Gold investors to focus on stimulus progress
Gold investors will continue to monitor fiscal stimulus progress. The dialogue appears to be shifting to a lower top-end number, which is not suitable for gold from the” bigger is better” perspective.
And last week’s market reaction to favourable US economic data with bond yields lower suggests the FOMC may not be highly impactful unless the board surprises the markets by hinting at a taper withdraw date.
The bond traders will then start to throw darts at that target and drive yield higher negatively for gold. Regardless, at some point in Q1 or early Q2, I expect the market to price in more term premium negatively for gold pointing to an ultimate top-end capper around $1950-60.
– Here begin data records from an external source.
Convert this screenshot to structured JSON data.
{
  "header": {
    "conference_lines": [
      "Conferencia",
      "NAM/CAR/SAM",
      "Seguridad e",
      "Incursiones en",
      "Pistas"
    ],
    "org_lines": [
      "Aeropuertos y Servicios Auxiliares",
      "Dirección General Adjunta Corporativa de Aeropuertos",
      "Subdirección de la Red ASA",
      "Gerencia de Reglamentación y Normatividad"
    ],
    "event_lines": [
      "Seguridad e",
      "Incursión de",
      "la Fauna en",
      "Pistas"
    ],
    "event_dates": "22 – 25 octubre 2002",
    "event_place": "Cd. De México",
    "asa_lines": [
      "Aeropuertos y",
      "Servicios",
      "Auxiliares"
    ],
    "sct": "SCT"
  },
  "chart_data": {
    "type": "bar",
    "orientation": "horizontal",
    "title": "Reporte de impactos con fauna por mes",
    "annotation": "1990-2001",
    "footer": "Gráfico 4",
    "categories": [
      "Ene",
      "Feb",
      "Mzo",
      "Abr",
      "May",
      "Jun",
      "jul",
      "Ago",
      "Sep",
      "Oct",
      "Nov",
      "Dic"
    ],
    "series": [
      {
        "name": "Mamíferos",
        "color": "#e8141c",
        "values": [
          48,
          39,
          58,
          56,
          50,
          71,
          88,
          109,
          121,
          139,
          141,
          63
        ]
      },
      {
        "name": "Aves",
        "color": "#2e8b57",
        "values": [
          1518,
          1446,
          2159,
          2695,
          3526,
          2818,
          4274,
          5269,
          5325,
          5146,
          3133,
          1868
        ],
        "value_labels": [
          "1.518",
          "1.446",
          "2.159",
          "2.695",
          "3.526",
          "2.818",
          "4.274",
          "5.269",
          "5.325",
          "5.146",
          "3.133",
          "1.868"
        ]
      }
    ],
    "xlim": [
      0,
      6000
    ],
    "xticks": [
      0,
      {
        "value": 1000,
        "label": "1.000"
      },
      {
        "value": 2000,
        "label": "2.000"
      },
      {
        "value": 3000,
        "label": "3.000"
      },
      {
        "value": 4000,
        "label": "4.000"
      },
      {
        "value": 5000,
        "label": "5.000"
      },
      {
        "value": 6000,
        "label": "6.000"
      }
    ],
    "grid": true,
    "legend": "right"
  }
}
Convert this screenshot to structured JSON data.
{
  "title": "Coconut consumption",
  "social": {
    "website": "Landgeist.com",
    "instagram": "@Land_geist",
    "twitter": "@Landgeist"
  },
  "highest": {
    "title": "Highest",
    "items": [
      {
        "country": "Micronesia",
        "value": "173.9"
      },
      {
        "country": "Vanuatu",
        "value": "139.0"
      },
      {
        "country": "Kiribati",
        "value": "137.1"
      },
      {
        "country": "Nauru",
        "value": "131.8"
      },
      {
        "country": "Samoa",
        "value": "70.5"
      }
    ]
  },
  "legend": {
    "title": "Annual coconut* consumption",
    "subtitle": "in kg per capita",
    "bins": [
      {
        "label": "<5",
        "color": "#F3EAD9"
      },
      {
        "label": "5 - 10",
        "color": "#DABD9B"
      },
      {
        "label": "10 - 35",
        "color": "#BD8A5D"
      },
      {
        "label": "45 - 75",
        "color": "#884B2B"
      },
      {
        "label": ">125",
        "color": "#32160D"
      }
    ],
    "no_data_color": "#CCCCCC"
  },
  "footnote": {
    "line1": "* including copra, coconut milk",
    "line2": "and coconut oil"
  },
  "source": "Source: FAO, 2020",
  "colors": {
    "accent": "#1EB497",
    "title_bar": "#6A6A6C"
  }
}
It’s not entirely clear what triggered the large sell-off in metals on Friday as it was a pretty big outsized move relative to the reaction in rates markets. Perhaps thoughts of the expected physical Lunar New Year buying bonanza wilting and with much of the US stimulus event be it 1.5 or 1.9 trillion priced into the golden cake, leaving investors headline and backchannel prone to the discussion around central banks’ shifting focus to the upsides.
It will undoubtedly be a long process to monetary policy normalisation. Still, central banks have already started to change direction to upside scenarios that broader vaccinations this year might bring to the horror of virtually every gold investor.
In this regard, the vaccine will be a Central Bank policy game-changer and likely one for gold prices also which I firmly believe have seen their policy inspired heyday and it will be up to inflation from here on out to do the bulk of the heavy lifting.
The decline in precious metals did not appear so severe when looked at against the broader move lower in a range of asset classes. From equities to commodities, including petroleum to agricultural goods, all fell back for much of the day.
Gold and the other precious metals pared losses at the end of the day as did other commodities, including oil.
This coming week we will see what progress is made on the US$1.9 trillion fiscal stimulus package. Presumably the smoother the packet passes, the more favourable for gold.
On the central bank front, the highlight is the FOMC decision. The FOMC meeting should be gold supportive, but not new news.
Robust GDP data could weigh on gold if yields react higher, but aid silver and the PGMs. On balance, gold may trade in an $1825-1875 ahead of the US Fed meeting with only a very modest up.